動物病院だより☆ブラッザグェノンの兄妹喧嘩

 9月に入っても暑い日が続いていましたが、ここのところめっきり涼しくなり、動物園の木々の様子もだいぶ変わってきました。
 皆さんはブラッザグェノンといってすぐにどんな動物が思い浮かびますか?そう、日本平動物園では中型サル舎にいる、頭巾のように左右にとがった額のオレンジ色の模様と鼻から顎にかけて白いあごひげのような長い毛が印象的なサルです。
 現在当園では1975年に来園したお母さんと1977年に来園したお父さんとその子供たちのオス1頭とメス2頭の計5頭が飼育されています。そんな家族の中でちょっとしたトラブルがあったのです。
 それはまだ暑い盛りの8月初めのことでした。夕方、飼育担当者から、出血はほとんどないけれども次女の背中に傷があるという報告がありました。

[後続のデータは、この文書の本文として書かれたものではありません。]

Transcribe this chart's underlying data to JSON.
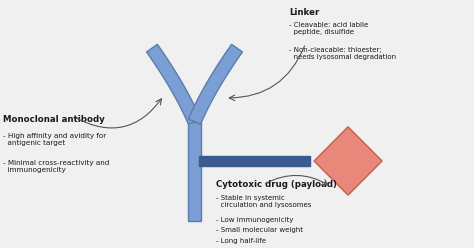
{
  "background_color": "#f0f0f0",
  "antibody_color": "#7b9fd4",
  "antibody_edge_color": "#5a7db0",
  "drug_color": "#e8877a",
  "drug_edge_color": "#c0604e",
  "linker_color": "#3a5a90",
  "text_color": "#1a1a1a",
  "title_monoclonal": "Monoclonal antibody",
  "bullets_monoclonal": [
    "- High affinity and avidity for\n  antigenic target",
    "- Minimal cross-reactivity and\n  immunogenicity"
  ],
  "title_linker": "Linker",
  "bullets_linker": [
    "- Cleavable: acid labile\n  peptide, disulfide",
    "- Non-cleacable: thioester;\n  needs lysosomal degradation"
  ],
  "title_drug": "Cytotoxic drug (payload)",
  "bullets_drug": [
    "- Stable in systemic\n  circulation and lysosomes",
    "- Low immunogenicity",
    "- Small molecular weight",
    "- Long half-life"
  ],
  "figsize": [
    4.74,
    2.48
  ],
  "dpi": 100
}
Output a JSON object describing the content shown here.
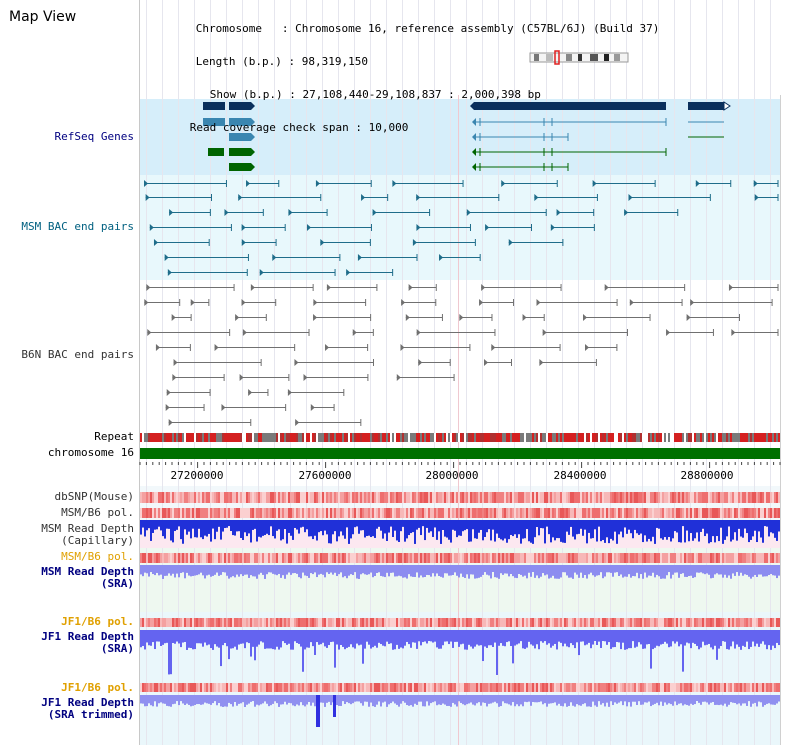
{
  "page": {
    "title": "Map View"
  },
  "info": {
    "chromosome_label": "Chromosome",
    "chromosome_value": "Chromosome 16, reference assembly (C57BL/6J) (Build 37)",
    "length_label": "Length (b.p.)",
    "length_value": "98,319,150",
    "show_label": "Show (b.p.)",
    "show_value": "27,108,440-29,108,837 : 2,000,398 bp",
    "read_coverage_label": "Read coverage check span",
    "read_coverage_value": "10,000"
  },
  "tracks": {
    "refseq_genes": "RefSeq Genes",
    "msm_bac": "MSM BAC end pairs",
    "b6n_bac": "B6N BAC end pairs",
    "repeat": "Repeat",
    "chromosome": "chromosome 16",
    "dbsnp": "dbSNP(Mouse)",
    "msm_b6_pol_1": "MSM/B6 pol.",
    "msm_read_depth_cap_1": "MSM Read Depth",
    "msm_read_depth_cap_2": "(Capillary)",
    "msm_b6_pol_2": "MSM/B6 pol.",
    "msm_read_depth_sra_1": "MSM Read Depth",
    "msm_read_depth_sra_2": "(SRA)",
    "jf1_b6_pol_1": "JF1/B6 pol.",
    "jf1_read_depth_sra_1": "JF1 Read Depth",
    "jf1_read_depth_sra_2": "(SRA)",
    "jf1_b6_pol_2": "JF1/B6 pol.",
    "jf1_read_depth_trim_1": "JF1 Read Depth",
    "jf1_read_depth_trim_2": "(SRA trimmed)"
  },
  "axis": {
    "ticks": [
      "27200000",
      "27600000",
      "28000000",
      "28400000",
      "28800000"
    ]
  },
  "colors": {
    "label_navy": "#000080",
    "label_teal": "#006080",
    "label_dark": "#333333",
    "label_orange": "#e0a000",
    "refseq_bg": "#d6eefa",
    "msm_bg": "#e8f8fc",
    "gene_dark": "#0a2f5c",
    "gene_mid": "#3a86b0",
    "gene_green": "#006400",
    "msm_line": "#1f6d8a",
    "b6n_line": "#707070",
    "chrom_green": "#007000"
  },
  "icons": [
    "chromosome-ideogram-icon"
  ]
}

どうもオスの子供が原因のようでした。その日はもう既にみんな寝室に入ってしまっているので、次の日の朝一番に捕獲しようということになりました。
 そして次の日に捕獲、麻酔をして傷口をみると思っていたよりも傷は大きく7〜8cmくらいで、筋肉も一部裂けていました。傷口の中を洗って縫合しました。その日の夕方にはもう餌を食べ始めたので一安心しました。
 サルの仲間は手が器用なので、このように傷を縫ったりするといじってしまい傷口をよけいに悪くしてしまったりすることがあります。ただ今回の場合、傷の場所が背中だったことやおとなしい個体だったのが良かったようで、傷口も全くいじらず順調にきれいになっていきました。また傷口が化膿しないように薬をやらなければいけないのですが、その薬が苦いので上手く飲んでくれるかが問題で、これも個体によっては餌だけ食べて薬だけ「ペッ」と吐き出すことになるのですが、餌に混ぜると手からとって食べてくれました。
 そして8月の下旬に傷もきれいに乾いているということで、退院の運びとなりました。退院といってもいくらおとなしいとはいえ、抱いてつれて行くわけにはいきません。とりあえず輸送用のケージに移さなければならないのですが、あまり麻酔はかけたくなかったので、まあそう簡単にはいかないだろうと思いつつも、入院している隣の部屋にケージを置いて仕切りを外して隣の部屋に追いやってみました。やはりそううまくはいかないもので、ケージの上にのっかってしまい、その中には入ろうとしません。じゃあ何か棒と板でうまく誘導しようと、使える物を探していて振り返ると、何と自分で輸送用ケージの中に入っていくではありませんか。急いでケージの扉を閉じて無事捕獲終了となりました。
 中型サル舎に運んで放飼場に放して、家族との久しぶりの対面となりました。そこには今回の怪我の原因となったオスもいましたが、お互い?拶して全く問題もありませんでした。いつもこんな風にいけば良いのですが、相手は動物ということもあってそううまくはいきません。まあだからこそ、色々と知恵を絞って面白いといえるのかもしれません。